本作はポアロシリーズの完結を目的として、ミス・マープル登場作『スリーピング・マーダー』と共に1943年に執筆され、死後出版の契約がなされていた物である。しかし、出版社にせっつかれる形で1975年にクリスティが公開の許可を出す。本作が公開されたその翌1976年にクリスティは死去している。

『カーテン』というタイトルには、「ポアロという探偵の人生の幕を引く」という意味が込められている。

あらすじ[編集]

友人のエルキュール・ポアロから誘いを受け、再びスタイルズ荘に訪れることになったアーサー・ヘイスティングズ大尉。しかし、年老いたポアロを嘲笑うかのように、またしても殺人事件がふたりに襲いかかる。

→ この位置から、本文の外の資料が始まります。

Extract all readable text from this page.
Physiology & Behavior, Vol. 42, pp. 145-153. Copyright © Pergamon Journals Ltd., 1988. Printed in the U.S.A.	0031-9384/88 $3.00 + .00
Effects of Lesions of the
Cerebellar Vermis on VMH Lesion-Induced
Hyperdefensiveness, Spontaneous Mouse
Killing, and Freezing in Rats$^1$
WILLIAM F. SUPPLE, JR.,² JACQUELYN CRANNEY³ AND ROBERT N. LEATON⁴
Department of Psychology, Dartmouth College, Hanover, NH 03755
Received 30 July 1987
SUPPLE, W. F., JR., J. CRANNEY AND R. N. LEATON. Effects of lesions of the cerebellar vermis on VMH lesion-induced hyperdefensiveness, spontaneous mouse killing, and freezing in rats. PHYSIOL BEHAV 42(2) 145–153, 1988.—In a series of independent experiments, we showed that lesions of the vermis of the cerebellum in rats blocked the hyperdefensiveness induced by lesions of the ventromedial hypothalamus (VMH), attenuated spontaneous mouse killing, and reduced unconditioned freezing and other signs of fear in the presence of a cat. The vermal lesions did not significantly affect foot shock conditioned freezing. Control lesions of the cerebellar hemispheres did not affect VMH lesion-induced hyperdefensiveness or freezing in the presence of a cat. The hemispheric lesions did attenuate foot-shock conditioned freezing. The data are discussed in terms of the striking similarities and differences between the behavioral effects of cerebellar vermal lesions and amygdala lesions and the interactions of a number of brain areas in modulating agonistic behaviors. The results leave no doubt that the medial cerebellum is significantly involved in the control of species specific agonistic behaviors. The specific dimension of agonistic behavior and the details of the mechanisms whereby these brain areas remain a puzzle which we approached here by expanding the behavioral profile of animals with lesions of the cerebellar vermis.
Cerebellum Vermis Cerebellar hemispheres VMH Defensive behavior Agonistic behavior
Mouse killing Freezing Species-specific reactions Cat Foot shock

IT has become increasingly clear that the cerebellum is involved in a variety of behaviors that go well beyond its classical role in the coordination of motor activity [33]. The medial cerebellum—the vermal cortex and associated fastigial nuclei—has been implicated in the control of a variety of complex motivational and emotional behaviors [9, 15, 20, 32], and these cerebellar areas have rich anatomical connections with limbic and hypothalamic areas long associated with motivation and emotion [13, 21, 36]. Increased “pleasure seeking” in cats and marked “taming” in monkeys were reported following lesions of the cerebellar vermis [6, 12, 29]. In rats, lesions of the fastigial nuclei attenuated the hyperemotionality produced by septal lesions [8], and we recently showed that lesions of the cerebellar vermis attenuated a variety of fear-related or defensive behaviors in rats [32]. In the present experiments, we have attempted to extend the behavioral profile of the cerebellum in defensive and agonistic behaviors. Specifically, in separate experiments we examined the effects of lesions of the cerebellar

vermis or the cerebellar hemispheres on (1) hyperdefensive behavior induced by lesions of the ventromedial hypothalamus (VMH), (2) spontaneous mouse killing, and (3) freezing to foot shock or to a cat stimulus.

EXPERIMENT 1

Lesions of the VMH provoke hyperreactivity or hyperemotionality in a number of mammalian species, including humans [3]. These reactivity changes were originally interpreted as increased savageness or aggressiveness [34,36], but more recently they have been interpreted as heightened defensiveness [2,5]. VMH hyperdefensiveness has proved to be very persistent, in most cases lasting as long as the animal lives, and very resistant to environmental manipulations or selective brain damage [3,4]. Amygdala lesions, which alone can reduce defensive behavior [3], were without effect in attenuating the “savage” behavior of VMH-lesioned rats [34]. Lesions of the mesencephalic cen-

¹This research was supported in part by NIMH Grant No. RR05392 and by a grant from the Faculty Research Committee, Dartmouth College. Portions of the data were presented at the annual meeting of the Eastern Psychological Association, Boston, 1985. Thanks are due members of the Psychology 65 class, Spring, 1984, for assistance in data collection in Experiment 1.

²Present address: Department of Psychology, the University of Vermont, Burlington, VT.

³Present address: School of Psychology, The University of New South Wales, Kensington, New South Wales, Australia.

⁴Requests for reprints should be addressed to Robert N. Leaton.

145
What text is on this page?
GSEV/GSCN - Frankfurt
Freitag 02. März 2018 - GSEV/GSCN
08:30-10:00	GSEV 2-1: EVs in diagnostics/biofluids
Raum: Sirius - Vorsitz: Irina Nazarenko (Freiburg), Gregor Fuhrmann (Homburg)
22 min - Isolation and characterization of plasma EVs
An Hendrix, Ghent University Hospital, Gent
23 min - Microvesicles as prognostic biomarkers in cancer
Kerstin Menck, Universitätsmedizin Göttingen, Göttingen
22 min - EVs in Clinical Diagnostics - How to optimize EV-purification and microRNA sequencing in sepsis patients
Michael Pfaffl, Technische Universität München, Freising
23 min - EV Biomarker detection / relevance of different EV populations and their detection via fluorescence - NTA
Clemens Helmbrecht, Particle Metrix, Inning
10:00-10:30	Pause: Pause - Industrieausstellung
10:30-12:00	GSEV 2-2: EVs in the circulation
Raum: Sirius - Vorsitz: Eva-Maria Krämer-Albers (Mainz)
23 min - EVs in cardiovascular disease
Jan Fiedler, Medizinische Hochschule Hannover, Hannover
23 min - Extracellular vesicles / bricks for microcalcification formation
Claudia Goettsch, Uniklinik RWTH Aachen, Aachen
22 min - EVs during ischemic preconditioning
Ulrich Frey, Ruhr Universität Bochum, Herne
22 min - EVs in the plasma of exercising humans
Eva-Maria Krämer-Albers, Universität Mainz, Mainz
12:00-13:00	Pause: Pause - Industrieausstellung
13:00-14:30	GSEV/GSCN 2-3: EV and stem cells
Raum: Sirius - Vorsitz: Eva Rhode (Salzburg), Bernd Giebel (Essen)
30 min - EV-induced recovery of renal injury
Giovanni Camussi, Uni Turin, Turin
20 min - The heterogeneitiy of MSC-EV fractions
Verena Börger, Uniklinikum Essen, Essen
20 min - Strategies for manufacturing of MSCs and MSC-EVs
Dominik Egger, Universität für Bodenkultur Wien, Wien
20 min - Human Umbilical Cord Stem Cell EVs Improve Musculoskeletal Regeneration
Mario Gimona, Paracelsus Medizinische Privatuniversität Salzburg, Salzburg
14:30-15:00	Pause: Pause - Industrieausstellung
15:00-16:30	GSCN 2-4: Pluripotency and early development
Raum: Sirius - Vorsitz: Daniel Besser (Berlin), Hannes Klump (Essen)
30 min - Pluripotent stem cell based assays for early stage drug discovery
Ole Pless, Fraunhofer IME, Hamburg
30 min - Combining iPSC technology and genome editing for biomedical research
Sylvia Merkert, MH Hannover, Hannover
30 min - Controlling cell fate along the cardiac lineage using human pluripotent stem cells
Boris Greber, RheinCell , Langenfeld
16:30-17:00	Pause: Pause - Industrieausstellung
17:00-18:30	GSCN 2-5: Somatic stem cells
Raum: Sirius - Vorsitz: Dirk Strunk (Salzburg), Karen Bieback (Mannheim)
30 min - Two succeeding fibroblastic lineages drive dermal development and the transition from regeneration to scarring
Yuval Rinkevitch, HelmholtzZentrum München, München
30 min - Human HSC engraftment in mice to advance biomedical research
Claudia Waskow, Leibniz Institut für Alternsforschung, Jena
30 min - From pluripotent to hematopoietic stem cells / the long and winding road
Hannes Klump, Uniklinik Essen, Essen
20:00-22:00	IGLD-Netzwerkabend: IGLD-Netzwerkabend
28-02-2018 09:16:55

ポアロは犯人を知っていた。しかし手がかりを残して死んでしまう。手がかりはオセロだった。困惑したヘイスティングズに、ついにポアロ最期の告白書が届く。

登場人物[編集]

  • エルキュール・ポアロ - 私立探偵
  • アーサー・ヘイスティングズ大尉 - ポアロの友人
  • ジュディス・ヘイスティングズ - ヘイスティングズの娘
  • ジョージ・ラトレル - 今のスタイルズ荘の持ち主
  • デイジー・ラトレル - ジョージの妻
  • スタイルズ荘の泊まり客
    • スティーヴン・ノートン
    • ウィリアム・ボイド・キャリントン
    • ジョン・フランクリン
    • バーバラ・フランクリン
    • アラートン
    • エリザベス・コール
  • クレイヴン - バーバラの看護婦
  • カーティス - ポアロの従僕
  • ジョージ - ポアロの元従僕

その他[編集]

名探偵に乾杯
西村京太郎の推理小説(名探偵シリーズの第4作)。「ポアロの息子」を名乗るポアロ・マードックが登場し、アーサー・ヘイスティングズ(と、明智小五郎ジュール・メグレエラリー・クイーン)の前で『カーテン』の結末に対して異論を主張した(第3作までは、エルキュール・ポアロも登場していた)。